Trying anyway to link the idea to the context: there is no need to translate a Local Language work into an International Language transposition - no need already per se. But especially, it is most normal for works of arts to written using specific localisms, well in a deliberate concept from the author - it is normally the duty of a translator to try and convey those choices, which makes it below absurd to suppose to instead nullify those features in a standardized relative of the same language.


'-ize' might be preferred by Oxford, but '-ise' is preferred by Cambridge. So I think it needs no explanation which DNA would prefer.


> is preferred by

But International English is Oxford, not Cambridge. The convention came to be OED.

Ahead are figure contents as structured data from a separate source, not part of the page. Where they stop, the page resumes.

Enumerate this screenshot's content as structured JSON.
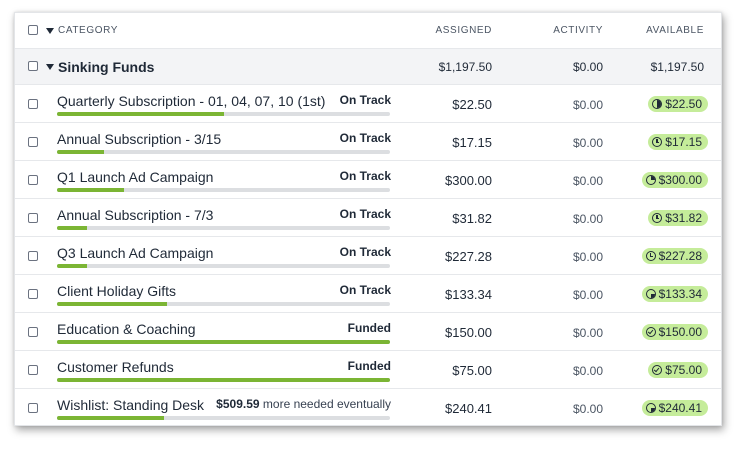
{
  "header": {
    "category_label": "CATEGORY",
    "assigned_label": "ASSIGNED",
    "activity_label": "ACTIVITY",
    "available_label": "AVAILABLE"
  },
  "group": {
    "name": "Sinking Funds",
    "assigned": "$1,197.50",
    "activity": "$0.00",
    "available": "$1,197.50"
  },
  "rows": [
    {
      "name": "Quarterly Subscription - 01, 04, 07, 10 (1st)",
      "status": "On Track",
      "assigned": "$22.50",
      "activity": "$0.00",
      "available": "$22.50",
      "icon": "half-circle-icon",
      "progress": 0.5
    },
    {
      "name": "Annual Subscription - 3/15",
      "status": "On Track",
      "assigned": "$17.15",
      "activity": "$0.00",
      "available": "$17.15",
      "icon": "clock-icon",
      "progress": 0.14
    },
    {
      "name": "Q1 Launch Ad Campaign",
      "status": "On Track",
      "assigned": "$300.00",
      "activity": "$0.00",
      "available": "$300.00",
      "icon": "pie-wedge-icon",
      "progress": 0.2
    },
    {
      "name": "Annual Subscription - 7/3",
      "status": "On Track",
      "assigned": "$31.82",
      "activity": "$0.00",
      "available": "$31.82",
      "icon": "clock-icon",
      "progress": 0.09
    },
    {
      "name": "Q3 Launch Ad Campaign",
      "status": "On Track",
      "assigned": "$227.28",
      "activity": "$0.00",
      "available": "$227.28",
      "icon": "clock-icon",
      "progress": 0.09
    },
    {
      "name": "Client Holiday Gifts",
      "status": "On Track",
      "assigned": "$133.34",
      "activity": "$0.00",
      "available": "$133.34",
      "icon": "pie-quarter-icon",
      "progress": 0.33
    },
    {
      "name": "Education & Coaching",
      "status": "Funded",
      "assigned": "$150.00",
      "activity": "$0.00",
      "available": "$150.00",
      "icon": "check-circle-icon",
      "progress": 1.0
    },
    {
      "name": "Customer Refunds",
      "status": "Funded",
      "assigned": "$75.00",
      "activity": "$0.00",
      "available": "$75.00",
      "icon": "check-circle-icon",
      "progress": 1.0
    },
    {
      "name": "Wishlist: Standing Desk",
      "status": "$509.59",
      "status_suffix": "more needed eventually",
      "assigned": "$240.41",
      "activity": "$0.00",
      "available": "$240.41",
      "icon": "pie-quarter-icon",
      "progress": 0.32
    }
  ],
  "colors": {
    "progress_fill": "#7bb534",
    "available_pill": "#c5ec9a",
    "group_background": "#f3f4f6"
  }
}
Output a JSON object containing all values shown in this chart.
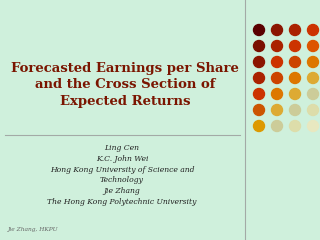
{
  "title_line1": "Forecasted Earnings per Share",
  "title_line2": "and the Cross Section of",
  "title_line3": "Expected Returns",
  "title_color": "#7a1500",
  "bg_color": "#cff0dc",
  "authors_line1": "Ling Cen",
  "authors_line2": "K.C. John Wei",
  "authors_line3": "Hong Kong University of Science and",
  "authors_line4": "Technology",
  "authors_line5": "Jie Zhang",
  "authors_line6": "The Hong Kong Polytechnic University",
  "author_color": "#222222",
  "footer_text": "Jie Zhang, HKPU",
  "footer_color": "#666666",
  "divider_h_color": "#999999",
  "divider_v_color": "#999999",
  "dot_grid": {
    "rows": 7,
    "cols": 4,
    "colors": [
      [
        "#5a0000",
        "#8b1500",
        "#aa2200",
        "#cc3300"
      ],
      [
        "#7a0f00",
        "#aa2200",
        "#cc3300",
        "#dd5500"
      ],
      [
        "#8b1500",
        "#cc3300",
        "#cc4400",
        "#dd7700"
      ],
      [
        "#aa2200",
        "#cc4400",
        "#dd7700",
        "#ddaa33"
      ],
      [
        "#cc3300",
        "#dd7700",
        "#ddaa33",
        "#cccc99"
      ],
      [
        "#cc5500",
        "#ddaa33",
        "#cccc99",
        "#ddddaa"
      ],
      [
        "#dd9900",
        "#cccc99",
        "#ddddaa",
        "#e8e8c0"
      ]
    ]
  }
}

> So I think it needs no explanation which DNA would prefer

I do not understand. "DNA"?


Douglas Noel Adams


Gotta love HN.

> The '-ize' prefix...

Since we're doing flagrant pedantry, let's go all in: don't you mean suffix?


Oops! Of course I do. I'm just quite tired.

By the way: no pedantry involved (unless you mean the "educating" value of information passed here where "intellectual curiosity" is the criterion for exchange). The purpose and implicit messages in your original post were unclear (many readings were possible).


Only positive, warm humor intended by any of it.